Dopo la donna uccisa dal figlio di soli 9 anni, ecco un’altra storia terribile. Questa volta la vittima è una 27enne che è stata letteralmente massacrata in un’aggressione brutale a colpi di cacciavite. Stando a quanto emerso, il delitto, verificatosi nel Regno Unito, si è ferificato in una stazione ferroviaria di Walsall, nelle West Midlands.

27enne uccisa brutalmente: l’aggressione “demoniaca”
Dalle notizie di cronaca inglese è rimersa in queste ore una vicenda orribile avvenuta nell’ottobre 2024 quando una 27enne venne uccisa e massacrata a colpi di cacciavite presso la stazione ferroviaria di Walsall, nelle West Midlands, Inghilterra centrale. I fatti video coinvolta Rhiannon Skye Whyte, vittima dell’accaduto, e Deng Chol Majek, un richiedente asilo.

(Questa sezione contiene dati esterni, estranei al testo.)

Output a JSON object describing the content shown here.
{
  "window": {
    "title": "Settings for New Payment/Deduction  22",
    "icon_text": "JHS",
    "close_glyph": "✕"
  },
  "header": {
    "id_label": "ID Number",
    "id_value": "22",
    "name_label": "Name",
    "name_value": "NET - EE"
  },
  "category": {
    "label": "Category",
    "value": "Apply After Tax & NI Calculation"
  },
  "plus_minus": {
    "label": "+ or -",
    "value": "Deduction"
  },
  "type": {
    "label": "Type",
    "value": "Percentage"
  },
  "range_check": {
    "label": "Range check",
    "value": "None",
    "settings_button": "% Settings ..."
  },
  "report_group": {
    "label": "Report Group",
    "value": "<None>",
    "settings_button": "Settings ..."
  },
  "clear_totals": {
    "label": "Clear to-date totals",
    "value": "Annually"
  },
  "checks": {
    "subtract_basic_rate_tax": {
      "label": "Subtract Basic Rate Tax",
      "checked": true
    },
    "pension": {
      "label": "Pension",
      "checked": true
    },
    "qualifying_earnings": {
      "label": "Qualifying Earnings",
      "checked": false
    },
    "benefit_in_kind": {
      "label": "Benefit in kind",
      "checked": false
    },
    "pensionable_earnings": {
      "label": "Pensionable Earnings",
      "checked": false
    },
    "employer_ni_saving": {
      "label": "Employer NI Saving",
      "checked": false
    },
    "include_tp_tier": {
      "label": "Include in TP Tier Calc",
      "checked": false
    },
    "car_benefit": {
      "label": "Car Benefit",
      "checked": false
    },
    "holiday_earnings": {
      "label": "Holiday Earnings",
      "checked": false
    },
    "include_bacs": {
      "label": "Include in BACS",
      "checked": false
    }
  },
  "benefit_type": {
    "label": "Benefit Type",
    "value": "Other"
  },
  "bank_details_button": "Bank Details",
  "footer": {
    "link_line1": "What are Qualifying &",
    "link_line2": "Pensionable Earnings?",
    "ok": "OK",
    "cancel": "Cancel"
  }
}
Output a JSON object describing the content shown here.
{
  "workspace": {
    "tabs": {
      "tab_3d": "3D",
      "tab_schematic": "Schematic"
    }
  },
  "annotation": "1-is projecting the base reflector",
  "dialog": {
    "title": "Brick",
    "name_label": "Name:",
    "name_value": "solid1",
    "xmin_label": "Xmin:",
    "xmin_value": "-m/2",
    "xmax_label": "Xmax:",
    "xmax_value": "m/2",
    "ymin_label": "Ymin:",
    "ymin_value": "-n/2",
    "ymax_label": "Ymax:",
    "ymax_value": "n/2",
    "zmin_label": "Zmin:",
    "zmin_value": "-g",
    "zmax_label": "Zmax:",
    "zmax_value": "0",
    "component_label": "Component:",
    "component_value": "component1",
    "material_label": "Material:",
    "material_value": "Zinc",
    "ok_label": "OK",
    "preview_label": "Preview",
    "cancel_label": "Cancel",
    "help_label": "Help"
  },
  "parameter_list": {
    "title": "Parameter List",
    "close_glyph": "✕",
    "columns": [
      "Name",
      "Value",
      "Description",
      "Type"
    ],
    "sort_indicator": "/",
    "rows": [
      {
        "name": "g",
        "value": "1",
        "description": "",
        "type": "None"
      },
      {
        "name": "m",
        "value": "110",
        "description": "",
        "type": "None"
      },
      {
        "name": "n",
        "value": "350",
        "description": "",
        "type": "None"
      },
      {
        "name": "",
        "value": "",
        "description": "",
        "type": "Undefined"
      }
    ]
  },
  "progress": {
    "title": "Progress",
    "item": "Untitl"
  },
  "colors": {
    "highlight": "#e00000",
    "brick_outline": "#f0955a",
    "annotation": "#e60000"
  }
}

L’uomo, del quale ancora non si conosce l’età esatta, aveva aggredito in modo orribile la ragazza non lasciandole scampo e colpendola con diversi colpi di cacciavite. Le sue azioni vennero definite “demoniache e disumane”.
I dettagli del caso e le conseguenze per l’uomo
Nel corso delle indagini e durante il processo i parenti della vittima hanno descritto il suo assassino come un “demone” e ne avevano sottolineato la ferocia dell’attacco contro la donna di 27 anni. Da quello che è stato scoperto delle forze dell’ordine e dai medici legali, infatti, l’assassino l’aveva colpita 23 volte, di cui 19 alla testa: la 27enne era morta dopo tre giorni di agonia.
Adesso, a seguito delle varie udienze del caso, Deng Chol Majek è stato condannato all’ergastolo, con un minimo di 29 anni da trascorrere in carcere. La sentenza è stata emessa dalla Crown Court di Coventry. La vicenda aveva scosso parecchio l’opinione pubblica per la brutalità del caso e ancora oggi è considerata una delle storie più forti e terribili mai accadute in Inghilterra.